Сенька сочиняет ответ, убеждая Наташу, а больше себя, что обязательно приедет в Новосибирск, только соберется с духом и с деньгами: матери оставить, да на билет и на «пока заработает». Во все это поверил, обрадовался выходу – можно и на танцы сходить. А на танцплощадке привлекла внимание гордой осанкой стройная шатенка: волнистые после косы волосы рассыпаны ниже плеч; округлые бедра; карие, с туманцем, глаза на овальном лице с аккуратным носом и яркими маленькими губами. «Поцеловать бы их»! – загорелся парень. И на прощанье, у нее на крыльце, под козырьком он сорвал желанный поцелуй. А на следующий вечер под тем же козырьком он не выпускает ее из объятий, а над ними, не давая им расстаться, грохочет оркестр грозы, провожая Сеньку на новые приключения.

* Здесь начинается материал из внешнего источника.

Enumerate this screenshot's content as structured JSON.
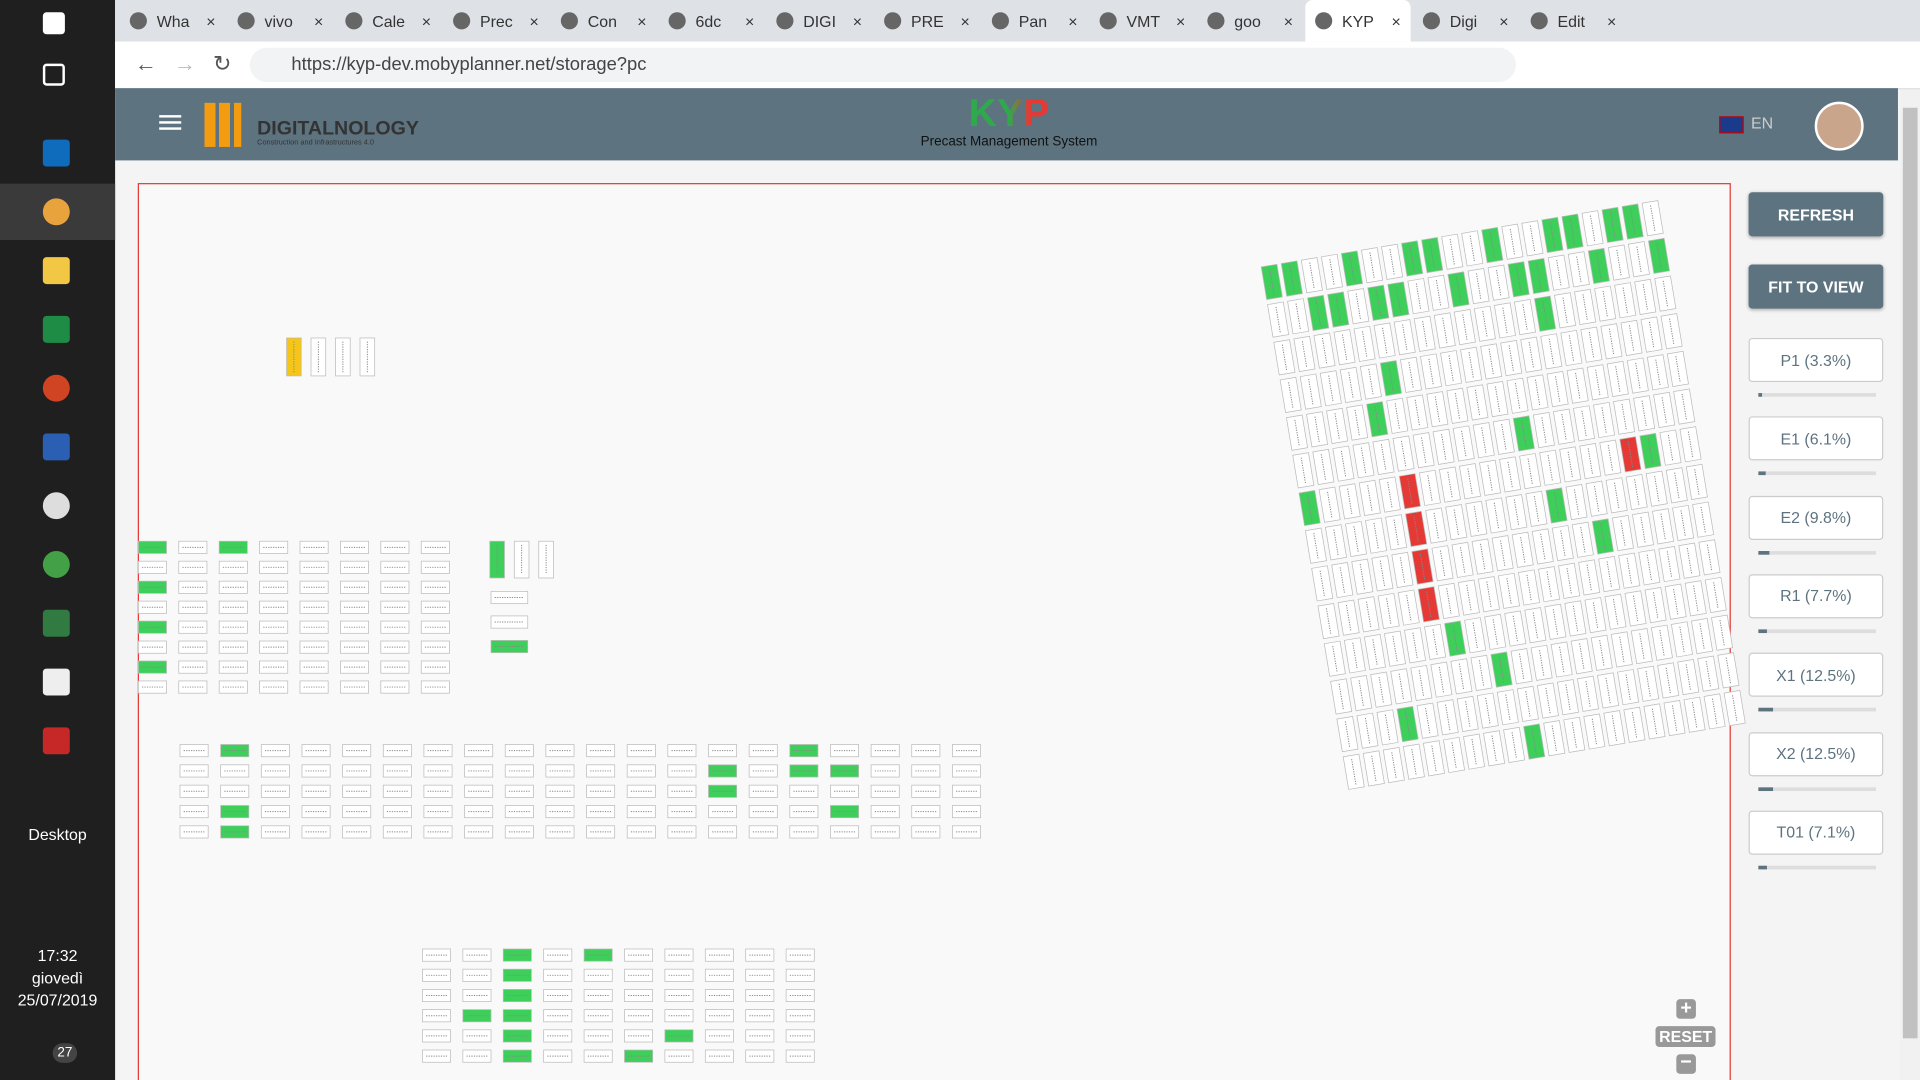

В Напасе радушно принял новичка молодой начальник-радист Василий Васильевич с женой-кассиром: устроили радиста в пустующей комнате служебного помещения. «Напас» – в названии поселка звучит какая-то напасть. Об этом ему еще Вовка Якубов рассказывал. И Сенька недолго задержался здесь: мало того, что он читать «морзянку» так и не научился – все некогда: он умудрился опять руку «сорвать». Теперь добродушный начальник один сидит за ключом, а радист по наземной рации – «наземке» через микрофон управляет взлетами и посадками местной авиации. Сенька и тут умудрился отличиться.

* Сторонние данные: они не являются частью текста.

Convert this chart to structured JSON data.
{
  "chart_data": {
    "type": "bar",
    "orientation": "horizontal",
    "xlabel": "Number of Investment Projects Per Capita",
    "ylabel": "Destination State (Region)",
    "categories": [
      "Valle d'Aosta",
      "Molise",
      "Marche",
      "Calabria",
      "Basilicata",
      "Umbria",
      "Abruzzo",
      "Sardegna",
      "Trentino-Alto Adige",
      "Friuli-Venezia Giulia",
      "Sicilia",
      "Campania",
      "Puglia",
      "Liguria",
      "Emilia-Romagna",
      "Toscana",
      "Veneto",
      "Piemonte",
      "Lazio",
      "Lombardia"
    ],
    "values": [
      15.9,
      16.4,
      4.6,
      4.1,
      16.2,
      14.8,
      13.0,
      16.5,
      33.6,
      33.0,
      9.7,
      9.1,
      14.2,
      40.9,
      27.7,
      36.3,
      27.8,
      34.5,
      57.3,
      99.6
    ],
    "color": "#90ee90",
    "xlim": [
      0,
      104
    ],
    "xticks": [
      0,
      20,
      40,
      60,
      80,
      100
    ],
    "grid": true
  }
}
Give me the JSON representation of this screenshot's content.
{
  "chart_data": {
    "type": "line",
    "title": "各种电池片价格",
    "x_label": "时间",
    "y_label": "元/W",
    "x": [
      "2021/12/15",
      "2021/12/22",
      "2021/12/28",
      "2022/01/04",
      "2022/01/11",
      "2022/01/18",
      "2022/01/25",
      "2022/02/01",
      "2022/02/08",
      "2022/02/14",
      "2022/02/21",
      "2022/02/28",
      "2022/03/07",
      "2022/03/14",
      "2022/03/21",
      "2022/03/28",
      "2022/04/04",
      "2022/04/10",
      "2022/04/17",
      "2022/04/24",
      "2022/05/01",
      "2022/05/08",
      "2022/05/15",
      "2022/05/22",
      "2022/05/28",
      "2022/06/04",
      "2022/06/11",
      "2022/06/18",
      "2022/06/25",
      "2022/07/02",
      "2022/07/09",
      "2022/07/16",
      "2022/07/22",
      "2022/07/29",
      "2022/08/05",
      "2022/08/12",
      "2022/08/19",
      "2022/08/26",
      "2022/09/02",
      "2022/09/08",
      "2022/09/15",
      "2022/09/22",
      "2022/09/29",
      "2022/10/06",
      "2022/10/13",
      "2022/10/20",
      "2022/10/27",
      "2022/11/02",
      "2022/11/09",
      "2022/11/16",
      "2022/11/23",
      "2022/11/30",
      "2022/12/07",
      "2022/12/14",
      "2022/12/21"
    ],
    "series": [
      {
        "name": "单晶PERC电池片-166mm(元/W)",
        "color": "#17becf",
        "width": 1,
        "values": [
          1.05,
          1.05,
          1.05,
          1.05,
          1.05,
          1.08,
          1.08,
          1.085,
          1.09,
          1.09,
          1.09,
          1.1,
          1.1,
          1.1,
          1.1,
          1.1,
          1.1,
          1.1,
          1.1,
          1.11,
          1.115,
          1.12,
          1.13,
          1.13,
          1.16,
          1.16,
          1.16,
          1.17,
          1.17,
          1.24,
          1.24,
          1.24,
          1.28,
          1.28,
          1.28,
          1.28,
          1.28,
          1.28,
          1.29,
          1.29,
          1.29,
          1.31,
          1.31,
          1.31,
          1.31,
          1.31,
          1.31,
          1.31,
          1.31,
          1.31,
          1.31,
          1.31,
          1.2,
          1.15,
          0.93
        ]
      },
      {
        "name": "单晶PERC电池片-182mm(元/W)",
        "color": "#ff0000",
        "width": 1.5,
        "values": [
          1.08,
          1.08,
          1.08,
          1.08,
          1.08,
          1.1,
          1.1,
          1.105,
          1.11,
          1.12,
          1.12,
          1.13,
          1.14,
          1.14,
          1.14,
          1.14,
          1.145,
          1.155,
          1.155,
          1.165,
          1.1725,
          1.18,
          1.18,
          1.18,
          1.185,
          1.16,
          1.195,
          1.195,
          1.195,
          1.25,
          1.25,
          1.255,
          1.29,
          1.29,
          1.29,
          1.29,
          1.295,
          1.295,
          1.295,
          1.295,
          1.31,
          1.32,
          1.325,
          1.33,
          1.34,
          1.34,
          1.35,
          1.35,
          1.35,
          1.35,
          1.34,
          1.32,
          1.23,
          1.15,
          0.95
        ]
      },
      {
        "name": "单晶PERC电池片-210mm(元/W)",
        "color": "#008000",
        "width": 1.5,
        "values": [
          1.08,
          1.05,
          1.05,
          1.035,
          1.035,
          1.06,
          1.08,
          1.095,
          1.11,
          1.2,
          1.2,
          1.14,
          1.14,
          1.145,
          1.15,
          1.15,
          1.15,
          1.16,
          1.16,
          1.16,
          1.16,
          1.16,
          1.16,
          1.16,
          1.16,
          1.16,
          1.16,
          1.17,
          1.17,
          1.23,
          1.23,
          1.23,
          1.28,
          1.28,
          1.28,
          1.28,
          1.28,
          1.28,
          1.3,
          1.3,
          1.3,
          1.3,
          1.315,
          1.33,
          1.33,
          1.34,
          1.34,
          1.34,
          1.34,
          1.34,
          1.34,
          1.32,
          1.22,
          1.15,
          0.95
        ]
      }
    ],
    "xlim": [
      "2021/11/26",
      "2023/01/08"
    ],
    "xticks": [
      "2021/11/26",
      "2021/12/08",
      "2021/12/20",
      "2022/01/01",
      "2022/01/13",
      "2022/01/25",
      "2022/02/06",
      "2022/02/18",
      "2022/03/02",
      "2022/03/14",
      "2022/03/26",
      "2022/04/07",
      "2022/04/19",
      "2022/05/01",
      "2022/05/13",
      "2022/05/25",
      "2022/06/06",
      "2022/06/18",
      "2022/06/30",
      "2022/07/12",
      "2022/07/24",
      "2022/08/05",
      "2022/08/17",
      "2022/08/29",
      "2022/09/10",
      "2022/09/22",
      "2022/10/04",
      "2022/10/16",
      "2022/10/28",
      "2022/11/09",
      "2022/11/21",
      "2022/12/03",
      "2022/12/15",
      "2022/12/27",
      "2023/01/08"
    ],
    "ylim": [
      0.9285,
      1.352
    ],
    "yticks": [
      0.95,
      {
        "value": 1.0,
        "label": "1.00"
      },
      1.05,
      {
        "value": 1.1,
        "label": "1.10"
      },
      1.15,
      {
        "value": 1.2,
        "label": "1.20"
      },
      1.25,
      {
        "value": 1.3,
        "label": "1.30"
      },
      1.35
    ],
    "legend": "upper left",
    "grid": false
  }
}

Очередной «АН-2» из Каргаска на подходе. Начальник обедает дома – во второй половине здания, а у радиста, как на зло, аккумуляторы на «наземке» подсели; он метнулся в машинное отделение – через дизель подзарядить питание; в спешке не отключив клемм питания, дал полные обороты, потом их сбавив – «наземка» загорелась от взрыва емкостей, а самолет, без связи «оглохший и ослепший», кружится над поселком. Начальник догадался на ключе связаться с Каргаском, а те своей «наземкой» по напасовским данным о погоде посадили самолет.

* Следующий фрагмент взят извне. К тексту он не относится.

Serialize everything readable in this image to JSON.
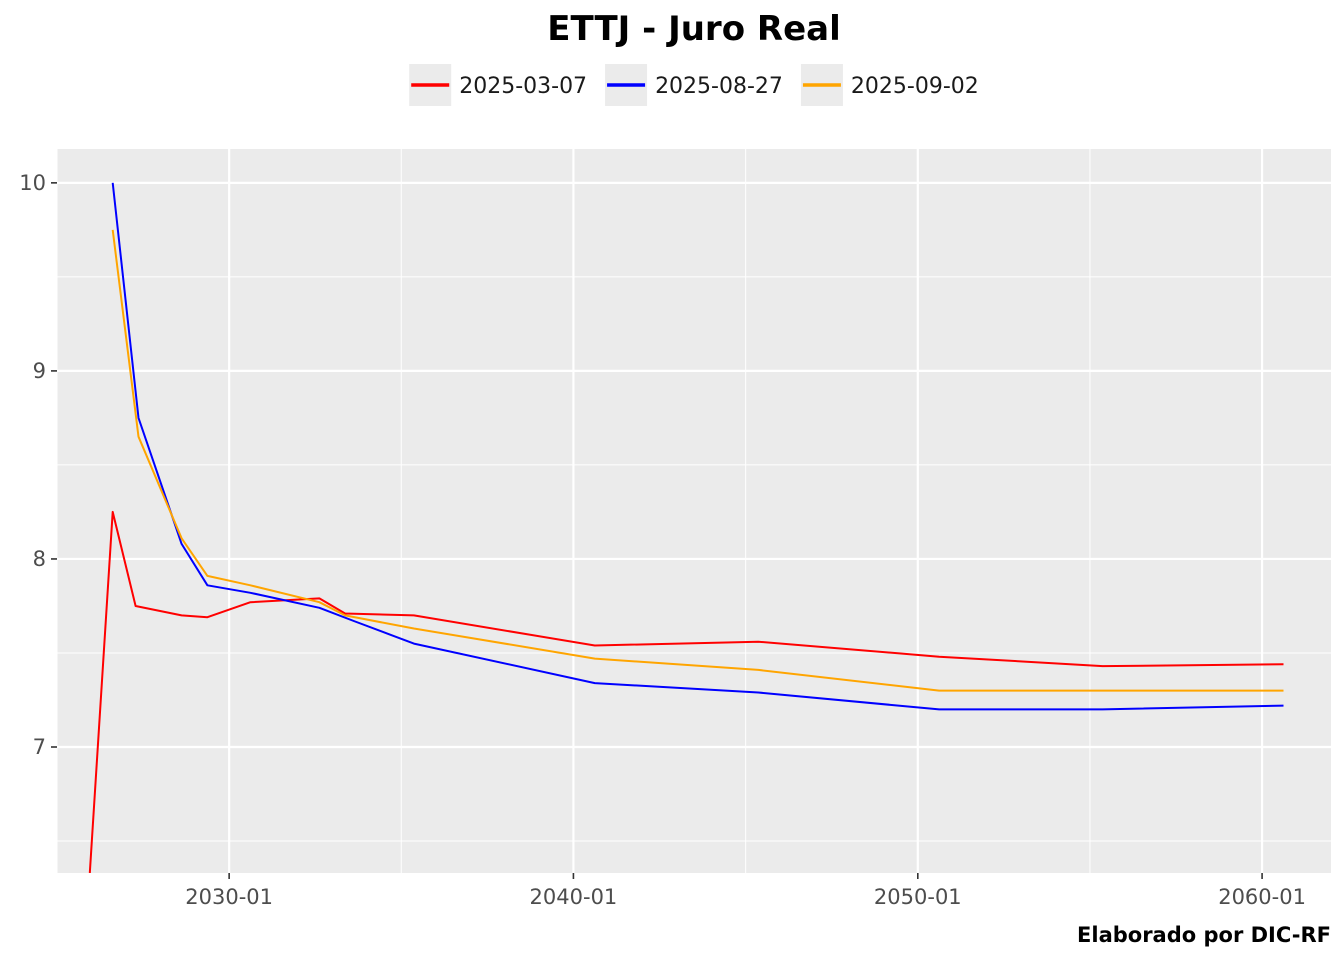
{
  "chart_data": {
    "type": "line",
    "title": "ETTJ - Juro Real",
    "caption": "Elaborado por DIC-RF",
    "xlabel": "",
    "ylabel": "",
    "x_axis_type": "date",
    "xlim": [
      "2025-01-01",
      "2062-01-01"
    ],
    "ylim": [
      6.33,
      10.18
    ],
    "x_ticks": [
      "2030-01-01",
      "2040-01-01",
      "2050-01-01",
      "2060-01-01"
    ],
    "x_tick_labels": [
      "2030-01",
      "2040-01",
      "2050-01",
      "2060-01"
    ],
    "x_minor_ticks": [
      "2025-01-01",
      "2035-01-01",
      "2045-01-01",
      "2055-01-01"
    ],
    "y_ticks": [
      7,
      8,
      9,
      10
    ],
    "y_tick_labels": [
      "7",
      "8",
      "9",
      "10"
    ],
    "y_minor_ticks": [
      6.5,
      7.5,
      8.5,
      9.5
    ],
    "grid": true,
    "legend_position": "top",
    "series": [
      {
        "name": "2025-03-07",
        "color": "#ff0000",
        "x": [
          "2025-12-15",
          "2026-08-15",
          "2027-04-15",
          "2028-08-15",
          "2029-05-15",
          "2030-08-15",
          "2032-08-15",
          "2033-05-15",
          "2035-05-15",
          "2040-08-15",
          "2045-05-15",
          "2050-08-15",
          "2055-05-15",
          "2060-08-15"
        ],
        "y": [
          6.33,
          8.25,
          7.75,
          7.7,
          7.69,
          7.77,
          7.79,
          7.71,
          7.7,
          7.54,
          7.56,
          7.48,
          7.43,
          7.44
        ]
      },
      {
        "name": "2025-08-27",
        "color": "#0000ff",
        "x": [
          "2026-08-15",
          "2027-05-15",
          "2028-08-15",
          "2029-05-15",
          "2030-08-15",
          "2032-08-15",
          "2033-08-15",
          "2035-05-15",
          "2040-08-15",
          "2045-05-15",
          "2050-08-15",
          "2055-05-15",
          "2060-08-15"
        ],
        "y": [
          10.0,
          8.75,
          8.08,
          7.86,
          7.82,
          7.74,
          7.67,
          7.55,
          7.34,
          7.29,
          7.2,
          7.2,
          7.22
        ]
      },
      {
        "name": "2025-09-02",
        "color": "#ffa500",
        "x": [
          "2026-08-15",
          "2027-05-15",
          "2028-08-15",
          "2029-05-15",
          "2030-08-15",
          "2032-08-15",
          "2033-05-15",
          "2035-05-15",
          "2040-08-15",
          "2045-05-15",
          "2050-08-15",
          "2055-05-15",
          "2060-08-15"
        ],
        "y": [
          9.75,
          8.65,
          8.11,
          7.91,
          7.86,
          7.77,
          7.7,
          7.63,
          7.47,
          7.41,
          7.3,
          7.3,
          7.3
        ]
      }
    ]
  }
}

Прибывшая вскоре комиссия нашла действия радиста соответствующими обстановке – но перестарался малый. За это вычли треть зарплаты, а радиста перебросили на соседнюю площадку, на время отпуска в весеннюю распутицу семьи кочеядровского радиста. Василий Васильевич и Сеньке сочувствует, и радуется долгожданной новой рации, тут же ему установленной. А провидение приготовило Сеньке новые сюрпризы.